An Answer to the Vexing CS Ed Question: "What Should We Do?"

A few days ago I was  having a conversation with some computing faculty about their proposed curriculum development; the topic came up of how to make certain courses appealing to under represented groups. These faculty are all too aware of the need to increase the demographic diversity in the computing classroom. We talked about a variety of approaches that made sense for their situation and laid out the beginnings of a plan to implement the ideas.

Later on, as I was mulling over the next steps in their plan, it occurred to me that I have had a similar conversation a lot recently. It often starts when, somewhere in a curriculum revision discussion, someone mentions the low numbers of certain demographic groups. A few moments later someone says "what do we do?". Accustomed to focusing on the technical aspects of curriculum development the group is silent.

Complex and challenging it is. Whole books and endless research studies have identified things you ought to pay attention to. One of those things is context. Context is everything, including but not solely limited to, your institution and your student population. As much as we might like, there is no silver bullet, no one size fits all. That is why it is easy to feel overwhelmed.

Fortunately, there is something concrete you can do to get moving in the right direction and make a difference. Something that any one can do.

Start by asking yourself these questions:  What specific examples do you plan to give in class, in modules you develop? What exact contexts do you plan to embed your assignments and projects in? As much as possible try to avoid answering in generalities.

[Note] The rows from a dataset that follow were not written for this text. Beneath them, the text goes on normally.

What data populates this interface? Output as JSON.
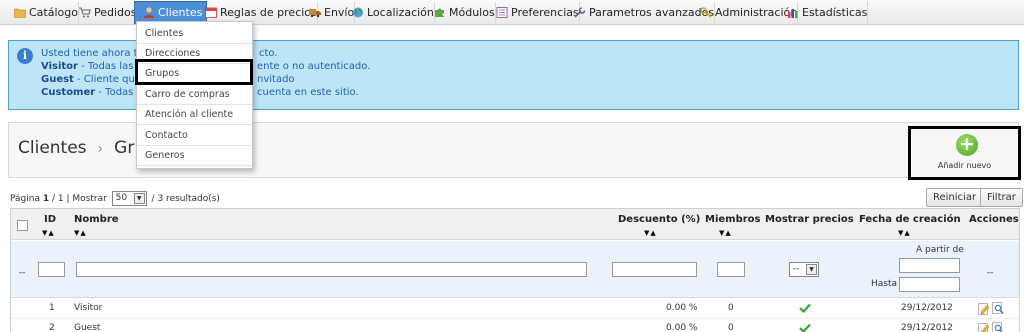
{
  "menu": {
    "items": [
      {
        "label": "Catálogo",
        "icon": "folder-icon"
      },
      {
        "label": "Pedidos",
        "icon": "cart-icon"
      },
      {
        "label": "Clientes",
        "icon": "user-icon"
      },
      {
        "label": "Reglas de precios",
        "icon": "calendar-icon"
      },
      {
        "label": "Envío",
        "icon": "truck-icon"
      },
      {
        "label": "Localización",
        "icon": "globe-icon"
      },
      {
        "label": "Módulos",
        "icon": "puzzle-icon"
      },
      {
        "label": "Preferencias",
        "icon": "notebook-icon"
      },
      {
        "label": "Parametros avanzados",
        "icon": "wrench-icon"
      },
      {
        "label": "Administración",
        "icon": "key-icon"
      },
      {
        "label": "Estadísticas",
        "icon": "bar-chart-icon"
      }
    ],
    "active": "Clientes"
  },
  "submenu": {
    "items": [
      "Clientes",
      "Direcciones",
      "Grupos",
      "Carro de compras",
      "Atención al cliente",
      "Contacto",
      "Generos"
    ],
    "highlighted": "Grupos"
  },
  "info": {
    "line1_start": "Usted tiene ahora tres",
    "line1_end": "cto.",
    "line2_name": "Visitor",
    "line2_start": " - Todas las pe",
    "line2_end": "ente o no autenticado.",
    "line3_name": "Guest",
    "line3_start": " - Cliente que h",
    "line3_end": "nvitado",
    "line4_name": "Customer",
    "line4_start": " - Todas las",
    "line4_end": "cuenta en este sitio."
  },
  "header": {
    "crumb_root": "Clientes",
    "crumb_sep": "›",
    "crumb_current": "Gr",
    "add_new_label": "Añadir nuevo"
  },
  "pagination": {
    "page_label": "Página",
    "current_page": "1",
    "total_pages": "1",
    "show_label": "Mostrar",
    "per_page": "50",
    "results": "3 resultado(s)"
  },
  "buttons": {
    "reset": "Reiniciar",
    "filter": "Filtrar"
  },
  "table": {
    "columns": [
      "ID",
      "Nombre",
      "Descuento (%)",
      "Miembros",
      "Mostrar precios",
      "Fecha de creación",
      "Acciones"
    ],
    "filter": {
      "dash": "--",
      "select_value": "--",
      "from_label": "A partir de",
      "to_label": "Hasta"
    },
    "rows": [
      {
        "id": "1",
        "name": "Visitor",
        "discount": "0.00 %",
        "members": "0",
        "show_prices": true,
        "date": "29/12/2012"
      },
      {
        "id": "2",
        "name": "Guest",
        "discount": "0.00 %",
        "members": "0",
        "show_prices": true,
        "date": "29/12/2012"
      }
    ]
  },
  "colors": {
    "active_tab": "#4c8fd6",
    "info_bg": "#bde5f8",
    "info_text": "#1f5fae",
    "check_green": "#3aa23a",
    "add_green": "#4ca21a"
  }
}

Probably you find these examples and contexts interesting or else you wouldn't choose them. But does the under represented demographic group you want to attract and engage find them interesting as well? How do you know? Do you think so? Do you assume so? Where's the data to back it up?

It is easy to act upon assumptions. It is easy to overlook that you are making decisions based upon unexamined assumptions. It is easy to assume that something you find interesting is likewise interesting to others.

Yet, in terms of getting students excited about [fill in your topic], those assumptions can lead to problems when we belatedly find out that the demographic of student we care about just doesn't find our examples relevant to their lives. (perhaps the most classic example is presenting science and math concepts using automobiles and sports. these subjects have a pretty solidly documented track record of being far less appealing to girls than boys.) Unfortunately, the solution is not as simple as finding "neutral" examples. As ample research has also shown there really isn't any such thing as a "neutral" example.

However There is Hope! Herein lies a simple thing you can do to get the ball rolling. It is so simple that it can be overlooked. I suspect that is why I get asked "what should we do?" as often as I do. 

Place your technical content in a social context in which coming up with the solution allows the student to see a positive difference made for someone or something. A lot of students really grok that.

If you don't believe me, you can dig up the research. If you do so, you will find along the way that it is very important to use social contexts that your target groups have an affinity for. Don't just choose whatever comes into your head or you are likely to be back where you started - winging it and hoping your demographic population also finds it interesting. So you have some work to do. You need to find out what is interesting to them. This doesn't mean something trivial. As a matter of fact, trivial fluffy examples are disastrous - you trivialize the material and yourself in the eyes of the students. You do have some work to do to discover what are meaningful non-trivial examples.

We aren't going to solve the entire problem of recruitment and retention in computing by integrating socially meaningful examples into all aspects of technical content presentation. But it is an important start.

Becoming aware of the fact that you may be making implicit assumptions about what are (are not) interesting contexts is a huge step in the right direction. Taking stock of the context in which you frame your technical content and questioning your assumptions about why you think it is engaging is another huge step in the right direction. Going out and attempting to find out what the students you want to engage in computing find interesting is a humungous step.